International hotel groups still operate only 8 per cent of the hotel rooms in the Canaries, with a significant portion of this share is fuelled by the commercial partnership between IHG and Iberostar, signifying enormous growth potential. In the Balearics, the share is slightly higher at 10 per cent, also driven in part by alliances such as IHG and Iberostar. But both regions remain heavily fragmented, leaving the door wide open for consolidation, repositioning, fresh brand entries and global operator expansion especially from high-end lifestyle and extended-stay operators.

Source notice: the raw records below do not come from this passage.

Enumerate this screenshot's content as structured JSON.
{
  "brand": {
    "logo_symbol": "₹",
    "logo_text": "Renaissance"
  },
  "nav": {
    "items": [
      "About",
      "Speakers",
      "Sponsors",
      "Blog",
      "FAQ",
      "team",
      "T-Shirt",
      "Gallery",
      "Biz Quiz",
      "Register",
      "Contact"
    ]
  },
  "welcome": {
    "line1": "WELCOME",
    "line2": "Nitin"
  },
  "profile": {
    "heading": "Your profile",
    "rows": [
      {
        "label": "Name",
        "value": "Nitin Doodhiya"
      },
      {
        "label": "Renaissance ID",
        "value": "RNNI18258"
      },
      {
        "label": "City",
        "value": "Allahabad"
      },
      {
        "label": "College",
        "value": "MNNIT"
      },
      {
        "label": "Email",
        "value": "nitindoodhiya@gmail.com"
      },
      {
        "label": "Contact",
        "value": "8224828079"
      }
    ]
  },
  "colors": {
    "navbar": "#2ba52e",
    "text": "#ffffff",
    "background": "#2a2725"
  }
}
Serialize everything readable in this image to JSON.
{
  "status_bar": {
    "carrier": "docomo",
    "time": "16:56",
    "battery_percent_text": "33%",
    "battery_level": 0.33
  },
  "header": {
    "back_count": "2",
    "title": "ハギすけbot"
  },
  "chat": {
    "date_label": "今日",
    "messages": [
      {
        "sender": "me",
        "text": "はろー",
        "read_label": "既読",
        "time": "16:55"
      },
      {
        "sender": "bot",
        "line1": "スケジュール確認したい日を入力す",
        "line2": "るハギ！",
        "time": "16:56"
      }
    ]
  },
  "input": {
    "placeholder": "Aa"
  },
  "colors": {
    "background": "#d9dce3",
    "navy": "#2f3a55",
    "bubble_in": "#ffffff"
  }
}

“It’s quite difficult to build new hotels in both regions, supply has remained restricted, and demand is increasing. Both markets are quite fragmented so there will be opportunities in the future. We are seeing a lot of interest in partnerships with Spanish operators,” Hernando says.

In fact, the alliances between local operators with deep market expertise and international brands with global reach, as well as the entry of new international brands through the acquisition of experienced national hotel chains are expected to be one of the key trends in the coming years.

The Colliers report notes that new entrants in the market, particularly serviced apartment operators with currently limited presence in the vacation sector, are poised to gain traction. In fact, serviced apartment players are gaining momentum as the islands look to diversify and de-risk their tourism offerings. With lower overheads and greater operational flexibility, they’re uniquely positioned to navigate labour shortages and seasonality, challenges that are especially pressing in destinations such as the Canary Islands and the Balearic Islands.

Very few risks

Looking ahead, the outlook for both the Canary Islands and the Balearics remain strong, with infrastructure improvements combined with repositioning efforts in recent years, expected to drive improved performance.

“The winners will be those that are able to have a presence in these two markets. They always have a positive performance, Ebtida has been better and I don’t see a lot of new supply coming in which is helping operational KPIs so there a very few risks in terms of investment,” Hernando concludes.